Hmmmm. I was avoiding his calls last week, but yesterday's was not deliberate in avoidance.
Next issue. D (my boss) had requested us to pick a night to go to dinner. He gave us 3 choices for this week, and the one that seemed feasible did not work out. He called D back and left him a voicemail saying:
"Hey, Thursday won't work for me since I promised a friend I would bowl for him. Things don't look good next week either."
I think this avoidance thing is contagious...
Lastly and most importantly, I finally understand that the reason he doesn't want a divorce or to work on reconciliation is because both paths require effort.

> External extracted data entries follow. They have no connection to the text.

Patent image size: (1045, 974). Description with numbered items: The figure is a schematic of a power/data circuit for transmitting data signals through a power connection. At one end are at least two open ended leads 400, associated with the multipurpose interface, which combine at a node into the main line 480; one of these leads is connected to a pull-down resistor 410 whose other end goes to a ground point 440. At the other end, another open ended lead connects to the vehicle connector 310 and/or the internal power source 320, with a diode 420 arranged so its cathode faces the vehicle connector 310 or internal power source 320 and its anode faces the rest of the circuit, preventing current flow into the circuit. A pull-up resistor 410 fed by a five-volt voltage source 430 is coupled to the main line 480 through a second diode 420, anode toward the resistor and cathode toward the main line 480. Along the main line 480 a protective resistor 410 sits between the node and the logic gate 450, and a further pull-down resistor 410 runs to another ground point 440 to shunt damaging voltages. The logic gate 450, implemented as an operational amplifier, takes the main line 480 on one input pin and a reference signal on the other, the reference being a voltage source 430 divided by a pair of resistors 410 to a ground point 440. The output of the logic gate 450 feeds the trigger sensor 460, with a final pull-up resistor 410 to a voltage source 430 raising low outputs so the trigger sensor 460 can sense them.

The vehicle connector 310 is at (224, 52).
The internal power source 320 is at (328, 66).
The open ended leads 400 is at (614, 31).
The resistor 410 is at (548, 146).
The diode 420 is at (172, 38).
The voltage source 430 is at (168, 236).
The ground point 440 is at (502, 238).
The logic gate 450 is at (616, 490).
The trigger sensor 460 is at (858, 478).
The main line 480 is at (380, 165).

That is the crux of everything here. He likes doing nothing. He likes not being responsible or making decisions. Getting a D would require a lot of time, money and effort to finish the split. Working on reconciliation also requires more than just showing up somewhere.
With this, I realized something earth shattering. I don't love this man. I loved the man I married--the guy who loved me back and treated me like his only love. The father of my girls. But that guy has been gone for a few years now. Frankly, I don't think that guy is ever coming back because it requires too much effort and thought.
And I don't love the man who doesn't stand for anything. Really.
So as always, the ball is in my court. I'll spend the next month or so really devoting energy to what I want to happen. I really don't want to be in a M where separation is going to linger indefinitely.
To quote BB King: The thrill is gone.
Wow, it feels much better to have this truth present itself because the truth always helps us make better decisions for ourselves.
Just keep swimming.
Bets
"There are only 2 ways to live your life. One is as though nothing is a miracle. The other is as though everything is a miracle."